Ithala Limited chief executive Danny Zandamela. PHOTO: Supplied
Ithala Limited chief executive Danny Zandamela. PHOTO: Supplied

CAPE TOWN - The decision by the South African Reserve Bank to raise the repo rate will be hard-felt by consumers, most of whom are already struggling to make ends meet, a financial service provider said on Friday.

South Africa's central bank on Thursday raised the benchmark repo rate by 25 basis points from 6.5 percent to 6.75 percent, despite weak economic growth, saying delaying the adjustment could cause inflation expectations to become entrenched at higher levels.
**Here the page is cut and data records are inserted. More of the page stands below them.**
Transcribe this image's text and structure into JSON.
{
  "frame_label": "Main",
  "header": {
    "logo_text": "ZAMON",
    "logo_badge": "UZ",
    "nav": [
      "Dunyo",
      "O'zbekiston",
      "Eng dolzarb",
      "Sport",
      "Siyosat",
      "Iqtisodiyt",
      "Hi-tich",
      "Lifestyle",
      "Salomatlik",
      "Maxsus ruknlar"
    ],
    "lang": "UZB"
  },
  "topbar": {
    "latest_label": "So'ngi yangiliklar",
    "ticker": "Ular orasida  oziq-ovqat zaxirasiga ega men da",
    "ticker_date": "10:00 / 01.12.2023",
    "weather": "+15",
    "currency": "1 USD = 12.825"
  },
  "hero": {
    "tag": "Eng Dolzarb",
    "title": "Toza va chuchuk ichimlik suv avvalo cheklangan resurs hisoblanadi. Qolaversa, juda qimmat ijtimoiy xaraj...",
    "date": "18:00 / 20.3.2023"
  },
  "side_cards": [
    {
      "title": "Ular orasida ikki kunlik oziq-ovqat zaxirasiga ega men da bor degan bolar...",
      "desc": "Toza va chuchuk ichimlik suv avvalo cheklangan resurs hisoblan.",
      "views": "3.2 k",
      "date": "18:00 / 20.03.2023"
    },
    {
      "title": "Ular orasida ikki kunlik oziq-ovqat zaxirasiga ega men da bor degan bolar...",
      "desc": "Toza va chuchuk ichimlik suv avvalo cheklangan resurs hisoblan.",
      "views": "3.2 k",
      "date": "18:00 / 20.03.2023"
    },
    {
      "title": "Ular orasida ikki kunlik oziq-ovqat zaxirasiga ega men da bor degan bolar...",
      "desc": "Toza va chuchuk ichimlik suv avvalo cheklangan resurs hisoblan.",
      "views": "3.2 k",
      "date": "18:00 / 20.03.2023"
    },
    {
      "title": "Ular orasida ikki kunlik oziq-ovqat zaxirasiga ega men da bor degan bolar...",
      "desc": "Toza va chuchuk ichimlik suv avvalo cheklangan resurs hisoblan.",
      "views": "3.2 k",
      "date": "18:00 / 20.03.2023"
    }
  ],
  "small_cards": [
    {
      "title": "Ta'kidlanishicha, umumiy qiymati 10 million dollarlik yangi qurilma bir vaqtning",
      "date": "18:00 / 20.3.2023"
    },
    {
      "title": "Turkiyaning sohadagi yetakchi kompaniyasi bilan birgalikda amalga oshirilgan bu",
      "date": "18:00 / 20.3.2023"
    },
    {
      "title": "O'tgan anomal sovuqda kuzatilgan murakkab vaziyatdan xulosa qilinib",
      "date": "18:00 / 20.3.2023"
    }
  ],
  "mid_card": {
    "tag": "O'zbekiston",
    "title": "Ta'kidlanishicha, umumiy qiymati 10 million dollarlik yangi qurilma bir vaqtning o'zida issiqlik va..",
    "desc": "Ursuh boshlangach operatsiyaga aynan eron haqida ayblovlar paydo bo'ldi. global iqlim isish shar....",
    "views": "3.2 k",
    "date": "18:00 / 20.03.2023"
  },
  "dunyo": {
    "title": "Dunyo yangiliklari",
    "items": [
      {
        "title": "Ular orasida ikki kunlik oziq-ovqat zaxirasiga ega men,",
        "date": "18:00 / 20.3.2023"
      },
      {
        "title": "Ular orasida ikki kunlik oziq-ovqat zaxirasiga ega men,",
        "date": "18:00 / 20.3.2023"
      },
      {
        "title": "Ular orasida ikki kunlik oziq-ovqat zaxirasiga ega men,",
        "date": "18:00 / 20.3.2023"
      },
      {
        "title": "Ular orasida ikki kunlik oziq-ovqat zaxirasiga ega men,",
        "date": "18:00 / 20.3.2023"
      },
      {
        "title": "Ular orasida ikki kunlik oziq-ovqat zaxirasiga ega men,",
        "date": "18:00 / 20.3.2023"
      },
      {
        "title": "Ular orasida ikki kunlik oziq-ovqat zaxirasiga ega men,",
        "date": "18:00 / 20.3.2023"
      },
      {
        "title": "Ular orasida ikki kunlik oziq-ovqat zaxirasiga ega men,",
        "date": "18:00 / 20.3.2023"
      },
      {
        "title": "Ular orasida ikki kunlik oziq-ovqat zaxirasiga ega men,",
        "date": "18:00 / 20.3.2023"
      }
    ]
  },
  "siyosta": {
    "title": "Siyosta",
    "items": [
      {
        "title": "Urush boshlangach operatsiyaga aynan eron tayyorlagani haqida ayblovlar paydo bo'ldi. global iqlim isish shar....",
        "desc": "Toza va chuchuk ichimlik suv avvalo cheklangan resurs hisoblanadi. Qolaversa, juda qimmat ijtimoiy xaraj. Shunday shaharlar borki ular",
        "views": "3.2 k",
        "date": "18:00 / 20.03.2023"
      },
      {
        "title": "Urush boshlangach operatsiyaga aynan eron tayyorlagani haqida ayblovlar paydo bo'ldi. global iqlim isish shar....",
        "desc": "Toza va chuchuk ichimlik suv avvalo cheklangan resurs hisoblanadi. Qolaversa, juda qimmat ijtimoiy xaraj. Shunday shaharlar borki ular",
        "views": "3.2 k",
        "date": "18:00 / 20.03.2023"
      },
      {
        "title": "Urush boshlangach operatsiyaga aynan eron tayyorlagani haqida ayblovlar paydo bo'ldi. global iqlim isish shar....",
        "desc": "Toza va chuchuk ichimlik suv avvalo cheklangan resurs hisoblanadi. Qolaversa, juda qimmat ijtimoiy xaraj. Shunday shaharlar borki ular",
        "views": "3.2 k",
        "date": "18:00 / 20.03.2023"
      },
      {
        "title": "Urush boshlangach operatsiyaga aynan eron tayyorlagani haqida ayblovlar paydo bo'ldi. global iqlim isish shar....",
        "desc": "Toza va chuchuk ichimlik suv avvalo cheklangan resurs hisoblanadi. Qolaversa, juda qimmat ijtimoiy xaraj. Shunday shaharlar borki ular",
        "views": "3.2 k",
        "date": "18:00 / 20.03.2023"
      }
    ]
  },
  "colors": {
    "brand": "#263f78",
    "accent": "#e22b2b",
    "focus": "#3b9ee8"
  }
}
The repo rate is the benchmark interest rate at which the central bank lends money to commercial banks. Changes in the repo rate affect the prime rate at which commercial banks in turn lend to consumers, which has also gone up to 10.25 percent.

“The announcement should already caution consumers on overspending ahead of the festive season," said Danny Zandamela, chief executive at Ithala, a financial service and credit provider based in KwaZulu Natal.

"After working hard all year to keep your finances afloat and credit rating intact, it is advisable to continue exercising financial discipline as times get tougher."

Zandamela said over-indebted consumers would bear the brunt of the hike as they grappled with added expenses and less disposable income.

Reserve Bank Governor Lesetja Kganyago told a news conference on Thursday that the monetary authority was looking at four 25 basis points hikes in interest rates by the end of 2020. This would bring the repo rate to 7.5 percent.

Zandamela said it was important to distinguish between “needs” and “wants and while it was important to reward oneself, this must be done in moderation so as not to offset good financial standing.